Boil-water order

So this past Saturday we’re doing some cleaning. It’s the last warm day of the fall, probably (almost 25C, I’d warrant — Swan River, three-ish hours north of here, was the hot spot in Canada that day), and so we’re washing windows, hanging laundry on the line, that sort of thing. I went up and down the ladder a dozen or so times, cleaning the gutters.

My wife calls to me: “I need you inside, something’s leaking.”

I think, Oh crap.

Our hot-water tank has sprung a leak.


I call around to some folks. First my dad, who’s not home. Then my brother-in-law in Winnipeg, on the off chance he’s got some least experience with this sort of thing. “Blind panic,” he advises. “Then maybe call a 24-hour plumber.”

I call the plumber. I have an electric tank all ready to go, to replace the holed gas one. “$300,” he tells me. “Plus $92.50 for weekend premium.” Even though I’ve got the new tank in the house already. “Plus you’ll need an electrician to wire it to your panel.”

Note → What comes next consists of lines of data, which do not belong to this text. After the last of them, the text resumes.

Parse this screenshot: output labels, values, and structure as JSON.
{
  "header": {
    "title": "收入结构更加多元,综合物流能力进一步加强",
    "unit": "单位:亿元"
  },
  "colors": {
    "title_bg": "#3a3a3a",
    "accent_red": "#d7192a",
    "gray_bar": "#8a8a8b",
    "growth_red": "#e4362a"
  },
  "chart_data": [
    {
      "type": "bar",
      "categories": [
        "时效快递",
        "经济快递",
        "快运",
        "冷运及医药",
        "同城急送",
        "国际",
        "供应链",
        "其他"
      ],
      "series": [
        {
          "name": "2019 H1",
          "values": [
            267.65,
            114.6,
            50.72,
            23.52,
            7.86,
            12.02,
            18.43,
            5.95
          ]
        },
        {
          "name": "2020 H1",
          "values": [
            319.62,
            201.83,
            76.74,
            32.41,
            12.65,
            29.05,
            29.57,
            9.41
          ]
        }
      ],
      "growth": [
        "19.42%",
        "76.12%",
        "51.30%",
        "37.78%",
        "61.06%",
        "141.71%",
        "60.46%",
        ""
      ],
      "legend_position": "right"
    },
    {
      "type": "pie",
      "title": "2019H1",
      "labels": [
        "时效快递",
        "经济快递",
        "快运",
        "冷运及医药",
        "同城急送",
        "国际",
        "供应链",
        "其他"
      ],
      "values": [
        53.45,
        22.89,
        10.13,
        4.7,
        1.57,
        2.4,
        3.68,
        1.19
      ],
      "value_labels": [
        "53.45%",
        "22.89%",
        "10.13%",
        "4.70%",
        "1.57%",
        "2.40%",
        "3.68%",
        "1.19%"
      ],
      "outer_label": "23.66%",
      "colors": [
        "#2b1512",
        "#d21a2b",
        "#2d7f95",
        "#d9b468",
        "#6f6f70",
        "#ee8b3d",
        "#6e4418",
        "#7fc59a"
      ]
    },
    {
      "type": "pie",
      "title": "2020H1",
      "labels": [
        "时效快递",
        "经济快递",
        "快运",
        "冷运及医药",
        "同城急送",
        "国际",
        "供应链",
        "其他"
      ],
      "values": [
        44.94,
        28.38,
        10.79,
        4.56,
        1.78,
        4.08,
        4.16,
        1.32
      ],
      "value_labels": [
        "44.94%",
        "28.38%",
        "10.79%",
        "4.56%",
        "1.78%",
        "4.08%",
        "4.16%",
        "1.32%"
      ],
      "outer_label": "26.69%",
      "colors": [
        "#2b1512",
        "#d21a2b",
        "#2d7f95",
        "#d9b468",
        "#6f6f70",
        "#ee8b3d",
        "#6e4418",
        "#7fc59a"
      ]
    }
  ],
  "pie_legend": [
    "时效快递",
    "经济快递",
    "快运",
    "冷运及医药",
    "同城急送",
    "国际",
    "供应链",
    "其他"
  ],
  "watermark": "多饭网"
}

“I’ll, uh, get back to you,” I say.


Because, see, here’s the thing — we are in the endgame of installing geothermal heat, and part of the system is a pre-heat cycle for the hot-water tank. So we were going to have the electric tank installed by the geothermal guys, and use the gas tank as a holding tank for the pre-heated water. The new plan, of course, is to use just one tank, the electric one. Sometime this week, it should all be done. All hooked up, ready to draw heat from the pipes buried in my yard, pipes that go down 100 feet vertically.

Long story short, if you come to my house in the next few days, don’t expect a hot shower. The best I can do is boil water for your bath.